Comment Re:Nonsense (Score 2) 81

Personally I don't need to install solar panels, because so many have installed them already. For example today electricity cost is about minus 2 cents/kW on the cheapest time, because there is so much solar during those hours.

There is too much power available on the grid at those times, but a good portion of it is base load that can't be shut down any further. Does your local utility actually reduce your bill if you use that power? Because I suspect if you did the numbers you would find you would still come out ahead with solar panels based on the times when they weren't paying you to use power. And batteries may or may not improve that financial outcome depending on their cost.

Comment Re:Nonsense (Score 1) 81

Your tiny little country is not "the world". People here buy 1kW or 2kW plants with a 4kWh to 8kWh

That is irrelevant to the demand for increased grid capacity in industrial countries

faster than the factories can make them. Well, the factories are catching up, especially in the battery area.

Which is similar to the question of grid capacity.

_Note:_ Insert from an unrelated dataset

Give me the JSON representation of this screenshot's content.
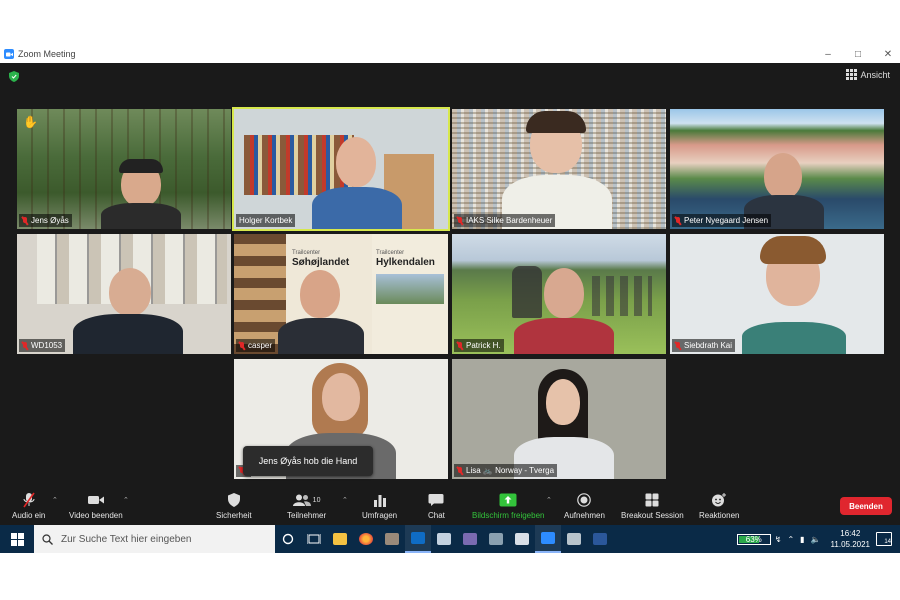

In theory you can replace a major power plant with everyone having solar panels and batteries. In the real world there is not enough capital in the hands of those that would benefit nor resulting industrial capacity to produce the necessary panels and batteries and install them.

Its fine to talk about the world we want. But pretending its the current reality gets us nowhere.

Comment Re:It is more difficult than the article discribes (Score 4, Interesting) 81

e cables aren't the bottle neck. It is getting approval to buy them. The electric utilities in most of the western world are guarenteed a return on any capital investment usually of between 11% and 13%. In return they have to go to the public regulators to get approval for any capital expenditures. It is the regulators that won't approve the spending of money on new transmissions.

I don't think that is true. Its ideological BS.

There certainly are regulatory processes for new transmission lines. But getting approval is not what's holding things up. Its that there is limited capacity in our economy for constructing them and we heavily subsidize the large centralized power facilities that require them. The necessary new grid capacity is a separate process from the decisions to add new demand on the grid.

That is not an accident. It serves the interests of both generating and transmission investors. No one has any interest in keeping costs down. To the contrary, the more expensive the better for the reason you point out. They are guaranteed a return and the larger the investment the bigger the return.